This thing with cost of food… It seems counter-intuitive that something grown naturally should cost more than the reverse. That unnatural inputs (chem fertilizer, pesticides) should add to the cost of food production is intuitive. But, the story isn’t just unnatural inputs. The price for organic really comes for the time and level of effort in growing something slowly.
Some variables to consider:
1. Growth hormones. To meet demand, growers pump produce with growth hormones (typically oxytocin) to look bigger and reach maturity faster. An example, the much loved bottle gourd (a.k.a. lauki/doodhi) typically takes up to 180 days (that’s 6 months) from seed to fruit. Similarly, cauliflower’s natural cycle is 3 months. However, a simple injection of oxytocin can achieve a fully matured fruit within half the period of time. (The human related side effects of consuming such food is an entire paper in itself, but I’ll leave you with the idea of forcing the human body to achieve full size within half the period of time it would naturally take.) In terms of output though, a food producer using oxytocin can output double the amount of produce in the same amount of time.
2. Management. Organic produce needs more hands-on care. A simple example, a chemical pesticide will kill everything in the area, instantly. One spray and your produce is saved from the pesky ones. To avoid pests naturally, growers introduce several steps into their production. For example, companion planting to “safeguard” some crops and “forgo” others that function purely as pest bait. Another example is making fermented pesticides, which requires more labour and effort in preparing the brew, time to allow fermentation, and application is typically double, if not three times that of a chemical spray. In addition, chemical sprays are subsidized by governing bodies.

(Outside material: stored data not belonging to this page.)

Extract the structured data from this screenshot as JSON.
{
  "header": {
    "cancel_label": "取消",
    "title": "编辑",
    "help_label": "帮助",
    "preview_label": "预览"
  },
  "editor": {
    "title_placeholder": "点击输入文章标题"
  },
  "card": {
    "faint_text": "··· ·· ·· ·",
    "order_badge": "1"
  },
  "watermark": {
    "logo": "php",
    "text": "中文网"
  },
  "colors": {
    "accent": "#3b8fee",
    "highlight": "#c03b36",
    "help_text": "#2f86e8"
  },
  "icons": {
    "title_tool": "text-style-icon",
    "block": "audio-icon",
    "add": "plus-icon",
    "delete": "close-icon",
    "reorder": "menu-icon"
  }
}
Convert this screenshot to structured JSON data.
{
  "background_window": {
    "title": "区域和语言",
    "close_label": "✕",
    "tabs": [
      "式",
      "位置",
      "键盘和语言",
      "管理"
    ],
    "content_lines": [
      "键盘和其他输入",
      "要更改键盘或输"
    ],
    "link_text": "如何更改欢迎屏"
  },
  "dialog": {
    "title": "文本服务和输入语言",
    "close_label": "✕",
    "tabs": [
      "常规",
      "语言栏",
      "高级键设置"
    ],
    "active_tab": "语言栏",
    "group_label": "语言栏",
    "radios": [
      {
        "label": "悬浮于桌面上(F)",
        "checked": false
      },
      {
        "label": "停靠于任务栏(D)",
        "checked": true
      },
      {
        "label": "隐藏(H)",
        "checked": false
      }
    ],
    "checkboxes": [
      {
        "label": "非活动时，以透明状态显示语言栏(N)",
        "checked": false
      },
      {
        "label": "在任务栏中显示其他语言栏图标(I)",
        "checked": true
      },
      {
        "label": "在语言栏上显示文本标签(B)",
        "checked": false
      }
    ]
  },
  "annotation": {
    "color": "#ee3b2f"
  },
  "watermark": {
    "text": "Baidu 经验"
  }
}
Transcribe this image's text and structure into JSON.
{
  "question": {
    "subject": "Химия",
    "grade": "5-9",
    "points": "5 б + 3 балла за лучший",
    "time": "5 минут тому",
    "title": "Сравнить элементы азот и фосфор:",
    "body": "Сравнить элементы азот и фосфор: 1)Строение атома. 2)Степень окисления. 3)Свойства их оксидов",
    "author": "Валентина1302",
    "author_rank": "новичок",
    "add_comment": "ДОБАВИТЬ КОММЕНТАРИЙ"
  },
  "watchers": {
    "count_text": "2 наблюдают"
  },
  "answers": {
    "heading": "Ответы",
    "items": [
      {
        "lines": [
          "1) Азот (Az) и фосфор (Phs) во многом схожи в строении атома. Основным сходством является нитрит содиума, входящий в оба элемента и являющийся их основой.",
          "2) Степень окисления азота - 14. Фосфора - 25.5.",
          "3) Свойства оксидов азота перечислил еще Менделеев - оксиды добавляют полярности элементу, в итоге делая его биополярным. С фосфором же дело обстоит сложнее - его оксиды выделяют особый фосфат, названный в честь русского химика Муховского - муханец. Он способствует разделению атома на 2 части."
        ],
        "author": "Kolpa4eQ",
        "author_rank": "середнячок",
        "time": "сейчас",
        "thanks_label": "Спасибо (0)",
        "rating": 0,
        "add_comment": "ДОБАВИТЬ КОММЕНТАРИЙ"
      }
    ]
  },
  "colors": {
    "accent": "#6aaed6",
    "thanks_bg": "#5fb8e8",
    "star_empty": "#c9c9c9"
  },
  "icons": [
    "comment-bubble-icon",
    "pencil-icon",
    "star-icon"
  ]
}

3. Seeds. Sadly, these days, sourcing heirloom seeds (i.e., seeds naturally pollinated (by wind and insect) passed on through farmer generation), is harder than finding the laboratory prepared ones. GMO seed (i.e., seed where the plant’s DNA is altered in a way that cannot occur naturally, sometimes including the insertion of genes from other species) has flooded our market, even the deep interiors where agriculture is abundant. Not too many traditional producers save their seed. Hybrid and GM varieties have shown immediate results, and most farmers need immediate income. To source heirloom seed requires legwork, connectivity in farmers, and a financial ability to wait out the slowness of natural.
4. First market appearance/challenging seasonality. As consumers, we’ve become ready to pay high value for produce that reaches us early. A simple example here is fruit like mango. Mango sold in February will receive three times the price versus the mango sold during it’s natural cycle of ripeness, just before the rains. But for mango to reach the market in Feb, it’s been harvested early and ripened by ethylene gas or calcium carbide, making it market ready at optimal price. This also means that by the time the natural producer enters the market, despite his produce being more holistic in flavour and nutrition, the markets already been flooded with produce.
5. Perfectly appearing food. As consumers, we’ve become used to that perfect looking food. Spinach leaves without holes in them, mangoes without blemished skin, bananas all the same size, and typically, bigger is better. At the production level, this gave rise to all kinds of food manipulation. One example is of bananas, where producers replaced their traditional saplings with tissue-culture banana (i.e., Dolly the sheep and her offspring). At the production level, this means every banana in the overall banana head will be the exact same size. It also means greater outputs. From the traditional banana, the bananas furthest on the banana stem will be smaller in size, as naturally, more nutrition is received by the bananas closer to the stem. But who wants to pay the same price for the smaller fruit, when you can get more at that value?
For us at the farm, we supplement our produce with other sources of income, thus allowing us to keep the price of spinach close to that what’s sold in the market. But when I saw the massive amounts of spinach being grown along Bandra terminus, and compare that with the spinach we’ve grown and brought to the city, it really drives home the point of cost variance.
The bottom line, growing naturally is slow, takes time and effort. When it boils down to costs, you’re paying for this time and thus quality of your food. To all natural food producers that manage to keep their selling price low, kudos. And to those that can support such food producers, go for it, as it allows others not at the liberty of buying good food, to purchase the same.